Now, the question goes back to the biomedical bench, as only by cell biological research it will be possible to elucidate and validate the molecular mechanisms behind the found correlation. This biomedical validation is essential to sustain this first preliminary evidence.
The multidisciplinary population-based approach of our study covering 116 million Brazilian inhabitants is a major strength, yet this method also implies several limitations. First, the minimum CFTR mutation carriership rates for the municipalities are only a proxy of the real carriership frequency. As registry data were anonymized, it cannot be excluded that siblings are counted as individual patients, introducing an overestimation in the number of carriers. Most probably, however, our data are an underestimation of the CF carrier rate, as siblings with a CFTR mutation have not been taken into account, CF carriers not directly related to registered patients could not be identified, and not all CF cases are diagnosed correctly. Brazil has recently initiated systematic newborn screening for CF. As such, many CF cases that would go unnoticed in countries without screening, are now picked up.

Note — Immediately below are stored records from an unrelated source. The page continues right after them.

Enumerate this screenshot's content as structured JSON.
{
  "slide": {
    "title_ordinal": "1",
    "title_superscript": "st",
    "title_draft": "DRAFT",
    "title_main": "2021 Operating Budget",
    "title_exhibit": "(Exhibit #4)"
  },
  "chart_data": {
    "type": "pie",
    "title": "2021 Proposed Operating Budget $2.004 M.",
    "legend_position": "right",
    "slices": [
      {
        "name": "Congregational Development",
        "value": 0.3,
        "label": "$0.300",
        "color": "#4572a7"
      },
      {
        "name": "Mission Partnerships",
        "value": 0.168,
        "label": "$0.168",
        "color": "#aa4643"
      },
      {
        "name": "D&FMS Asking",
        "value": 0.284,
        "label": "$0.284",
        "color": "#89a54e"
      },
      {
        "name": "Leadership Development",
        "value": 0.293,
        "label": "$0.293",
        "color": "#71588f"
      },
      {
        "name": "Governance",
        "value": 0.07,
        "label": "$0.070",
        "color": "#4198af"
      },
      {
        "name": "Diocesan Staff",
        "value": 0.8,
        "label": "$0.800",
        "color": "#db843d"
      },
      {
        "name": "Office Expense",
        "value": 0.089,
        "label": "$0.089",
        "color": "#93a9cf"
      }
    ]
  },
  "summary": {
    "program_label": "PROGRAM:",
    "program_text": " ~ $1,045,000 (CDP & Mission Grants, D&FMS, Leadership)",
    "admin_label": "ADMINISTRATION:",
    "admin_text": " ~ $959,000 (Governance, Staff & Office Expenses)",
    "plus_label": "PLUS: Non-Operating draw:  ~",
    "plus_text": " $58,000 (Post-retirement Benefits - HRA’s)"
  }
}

The frequency of CF disease has been shown to be linked with carriership rate [28].
Next, the structure of both SINAN-TB and REBRAFC registries limited the choice of aerial units that could be chosen for the analyses. The municipality level was the most detailed scale of research possible. Nevertheless, this scale remains susceptible to ecological fallacy. To address this limitation, a case-control study comparing the CF carrier rate of individual Brazilian patients with proven TB to age-, sex- and socio-economically matched healthy individuals from the same municipality could be envisaged. Future research could focus on the genetic background of individual patients with TB.

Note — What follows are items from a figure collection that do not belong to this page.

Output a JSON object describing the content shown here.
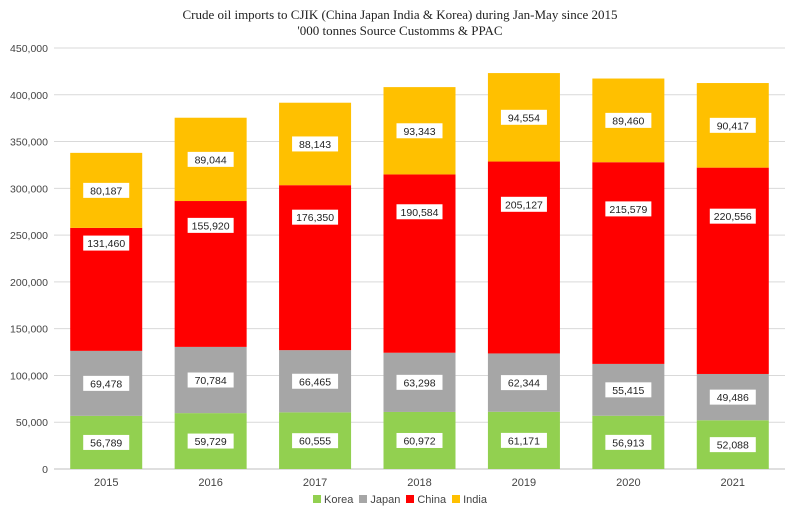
{
  "chart_data": {
    "type": "bar",
    "stacked": true,
    "title": "Crude oil imports to CJIK (China Japan India & Korea) during Jan-May since 2015",
    "subtitle": "'000 tonnes  Source Customms & PPAC",
    "categories": [
      "2015",
      "2016",
      "2017",
      "2018",
      "2019",
      "2020",
      "2021"
    ],
    "series": [
      {
        "name": "Korea",
        "color": "#92d050",
        "values": [
          56789,
          59729,
          60555,
          60972,
          61171,
          56913,
          52088
        ]
      },
      {
        "name": "Japan",
        "color": "#a6a6a6",
        "values": [
          69478,
          70784,
          66465,
          63298,
          62344,
          55415,
          49486
        ]
      },
      {
        "name": "China",
        "color": "#ff0000",
        "values": [
          131460,
          155920,
          176350,
          190584,
          205127,
          215579,
          220556
        ]
      },
      {
        "name": "India",
        "color": "#ffc000",
        "values": [
          80187,
          89044,
          88143,
          93343,
          94554,
          89460,
          90417
        ]
      }
    ],
    "ylim": [
      0,
      450000
    ],
    "yticks": [
      "0",
      "50,000",
      "100,000",
      "150,000",
      "200,000",
      "250,000",
      "300,000",
      "350,000",
      "400,000",
      "450,000"
    ],
    "grid": true,
    "legend": "bottom"
  }
}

Lastly, we could not study the link between carrying CF and nontuberculous mycobacterial (NTMs) infection, as systematic municipality data on NTMs are lacking. Primary immune deficiency (PID) patients with Mendelian Susceptibility to Mycobacterial Disease develop severe Mtb and NTM infections [29], and patients with CF have a high susceptibility to infections with NTMs [30]. It can therefore feel counterintuitive that carrying one CFTR mutation would not result in an increased but rather a reduced Mtb infection rate. Yet Mtb and NTMs also differ importantly: they constitute a distinct group within the Mycobacteria family and have separate host traits, clinical features [31], and drug resistance patterns [32]. Recent findings in PID support that the immunological response to NTMs might be different from that to Mtb [33].
Notwithstanding these limitations, we found indications for the relative protective role of carrying a single CF mutation against infections with Mtb on two scales on the Brazilian territory.
The possibility that CF carriership has (had) an evolutionary advantage has been raised before. Candidate agents of selective pressure for CF include cholera [34], typhoid fever [35] and tuberculosis. Poolman and Galvani computed that only the European tuberculosis pandemic in the early 1600s can have provided sufficient selective pressure to explain the modern CF incidence [7]. On the other hand, it is also known that a mutation in CFTR cannot be fully protective against Mtb infection, as cases of patients with CF and TB have been reported [36].
Never before however, a study has addressed this theoretical hypothesis with patient data.
This observation is relevant, as a rationale for the high CF incidence in Euro-descendants could now be provided. Equally, once a potential human protection mechanism against Mtb infection can be uncovered, this opens up opportunities for the development of new treatment strategies against the disease and implies a vital step towards eradicating TB worldwide.